Joe, yours should remain bold so don't worry! Your idea of covering the tank could work, but who wants to cover their tank in construction paper lol. Actually, this is what is used for many skiddish animals (especially for basilisks)... so it should work, and you could take it a ste further and removed the paper in sections and at stages so that they become acustom to outside movement once again. Just an idea.


----------



## kyle1745 (Feb 15, 2004)

Mine are very shy, I need to move them to a room that is more busy. Right now they are in my bedroom, and run an hide when someone comes in the room. I've heard just what we have heard here, mixed results, maybe we should start comparing the environments they are in?

1. Temps
2. Tank size
3. Busy room or not
4. Humidity
5. Food
6. Type of plants in tank?

Mine are these:
1. 68-76
2. 15gal high
3. not a busy room
4. 90%+
5. Small ffs
6. Mine has a few small broms, and a couple leafy plants in the bottom, but not dense by any means.
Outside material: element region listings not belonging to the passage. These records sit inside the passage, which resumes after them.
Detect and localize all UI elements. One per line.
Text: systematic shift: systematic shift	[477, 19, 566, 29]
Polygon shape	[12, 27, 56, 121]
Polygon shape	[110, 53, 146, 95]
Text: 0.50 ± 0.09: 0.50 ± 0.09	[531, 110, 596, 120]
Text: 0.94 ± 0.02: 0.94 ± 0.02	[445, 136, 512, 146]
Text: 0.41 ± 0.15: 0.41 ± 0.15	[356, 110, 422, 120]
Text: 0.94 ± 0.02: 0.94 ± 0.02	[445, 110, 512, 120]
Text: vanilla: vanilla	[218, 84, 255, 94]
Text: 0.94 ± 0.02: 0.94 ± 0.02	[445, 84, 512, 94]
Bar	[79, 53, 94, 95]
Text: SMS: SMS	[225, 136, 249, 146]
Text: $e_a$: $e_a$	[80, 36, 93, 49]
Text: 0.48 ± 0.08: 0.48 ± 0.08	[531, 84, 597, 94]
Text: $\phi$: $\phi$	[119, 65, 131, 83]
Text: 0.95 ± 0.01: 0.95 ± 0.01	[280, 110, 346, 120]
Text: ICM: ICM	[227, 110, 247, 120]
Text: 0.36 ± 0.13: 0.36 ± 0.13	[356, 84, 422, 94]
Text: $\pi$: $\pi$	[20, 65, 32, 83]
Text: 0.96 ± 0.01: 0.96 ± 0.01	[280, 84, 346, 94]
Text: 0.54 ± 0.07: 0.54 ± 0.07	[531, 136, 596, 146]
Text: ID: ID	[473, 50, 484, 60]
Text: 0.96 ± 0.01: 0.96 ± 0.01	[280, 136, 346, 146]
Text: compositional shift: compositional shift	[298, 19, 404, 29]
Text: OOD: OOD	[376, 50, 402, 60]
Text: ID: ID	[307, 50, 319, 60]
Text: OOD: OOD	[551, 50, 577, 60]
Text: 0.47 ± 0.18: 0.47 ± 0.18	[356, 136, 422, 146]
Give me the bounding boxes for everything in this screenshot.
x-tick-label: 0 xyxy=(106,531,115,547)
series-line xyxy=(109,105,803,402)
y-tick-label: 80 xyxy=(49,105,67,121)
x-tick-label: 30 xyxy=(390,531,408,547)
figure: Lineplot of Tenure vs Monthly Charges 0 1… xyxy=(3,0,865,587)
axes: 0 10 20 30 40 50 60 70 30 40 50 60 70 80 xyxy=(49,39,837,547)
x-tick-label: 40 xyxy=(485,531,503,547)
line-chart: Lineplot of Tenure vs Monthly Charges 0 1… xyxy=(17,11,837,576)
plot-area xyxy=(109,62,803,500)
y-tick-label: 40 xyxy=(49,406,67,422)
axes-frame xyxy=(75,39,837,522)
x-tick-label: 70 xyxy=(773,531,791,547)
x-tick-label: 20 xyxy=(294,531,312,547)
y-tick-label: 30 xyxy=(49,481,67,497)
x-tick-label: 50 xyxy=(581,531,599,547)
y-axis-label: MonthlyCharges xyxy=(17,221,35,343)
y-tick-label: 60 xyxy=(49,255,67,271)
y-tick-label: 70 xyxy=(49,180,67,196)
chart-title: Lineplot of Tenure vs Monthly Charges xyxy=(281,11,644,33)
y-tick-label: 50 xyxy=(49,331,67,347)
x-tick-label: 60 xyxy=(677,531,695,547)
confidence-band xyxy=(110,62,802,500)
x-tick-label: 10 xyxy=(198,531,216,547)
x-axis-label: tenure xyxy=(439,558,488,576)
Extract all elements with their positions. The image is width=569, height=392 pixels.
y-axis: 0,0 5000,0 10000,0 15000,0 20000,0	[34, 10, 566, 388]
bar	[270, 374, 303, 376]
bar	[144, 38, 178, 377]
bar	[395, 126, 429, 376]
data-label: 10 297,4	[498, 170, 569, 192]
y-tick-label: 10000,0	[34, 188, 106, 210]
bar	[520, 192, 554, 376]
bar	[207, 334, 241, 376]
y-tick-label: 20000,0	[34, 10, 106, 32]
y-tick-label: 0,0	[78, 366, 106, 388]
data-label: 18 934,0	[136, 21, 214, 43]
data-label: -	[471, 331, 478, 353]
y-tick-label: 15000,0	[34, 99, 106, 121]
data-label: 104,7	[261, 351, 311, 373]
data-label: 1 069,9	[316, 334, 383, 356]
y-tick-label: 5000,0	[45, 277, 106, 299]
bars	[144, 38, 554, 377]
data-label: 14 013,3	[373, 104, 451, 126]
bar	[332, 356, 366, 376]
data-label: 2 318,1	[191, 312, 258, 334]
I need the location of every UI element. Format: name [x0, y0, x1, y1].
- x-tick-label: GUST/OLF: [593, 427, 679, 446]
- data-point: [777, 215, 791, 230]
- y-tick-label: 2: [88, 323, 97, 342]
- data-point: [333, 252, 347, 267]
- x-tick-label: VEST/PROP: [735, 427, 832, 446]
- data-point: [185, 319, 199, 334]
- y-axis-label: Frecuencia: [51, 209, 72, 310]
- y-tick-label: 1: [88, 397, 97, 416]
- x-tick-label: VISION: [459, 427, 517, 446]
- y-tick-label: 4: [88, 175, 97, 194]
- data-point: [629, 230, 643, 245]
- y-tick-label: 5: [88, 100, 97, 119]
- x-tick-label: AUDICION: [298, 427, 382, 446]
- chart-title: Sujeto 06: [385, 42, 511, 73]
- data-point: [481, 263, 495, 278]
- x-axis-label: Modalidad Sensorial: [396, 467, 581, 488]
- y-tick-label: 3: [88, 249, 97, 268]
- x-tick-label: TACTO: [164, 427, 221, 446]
Mine are not bold as I said.





Mark Wilson said:


> Hi All,
> I was wondering how shy your imitators are? I have had some since October of 2002.Mine have never been what you would call bold.They are nothing like say my bicolors are.The imis will hide when I open the lid to feed them and they don't come out sometimes for about 1/2 hour.
> They have bred for me and the humidity is right but I can't say they are bold frogs.What is everyones elses opinion on them? On a bold and shy scale I can go with this: My bicolors are so bold you can almost touch them before the move.I have some kahlua and cream auratus that you can get to within about 5' of the tanks and they scatter,the imis are inbetween.How do everyone elses compare?
> Mark W.


----------



## TonyT (Feb 16, 2004)

*Imis*

I am one of the ones who got my imis from Mark and was telling him that these guys are NOT shy by any means. If I open the lid and they are at the top I have to scoot them down so they don't escape. I do believe that having them in a room with more activity is the key to weather or not they are bold/shy. Mine are in the living room. I am hoping to get another pair out of the tads I have now and i am putting them in the bedroom. Maybe that will help a little in determining if placement is a factor or not.

TonyT

P.S> some of the Emoticons on here are SCAREY!


----------



## JJuchems (Feb 16, 2004)

Hey Mark,
I know we have talked about this privately before. I had 4 at one time, and the first two we not all that shy I though until I bought two more from Patrick N. THey we very bold. I guess they are just like us, some shy some not.
Later and Happy Frogging,
Jason Juchems


----------



## jbeetle (Feb 8, 2004)

*individuals*

I agree, that there are going to be differences from frog to frog in each group. I believe that they do have their own individual traits or behaviors like Jason said. I have noticed it in other animals I have owned or cared for (cats & chameleons especially), so why wouldn't it be the same with the frogs?


----------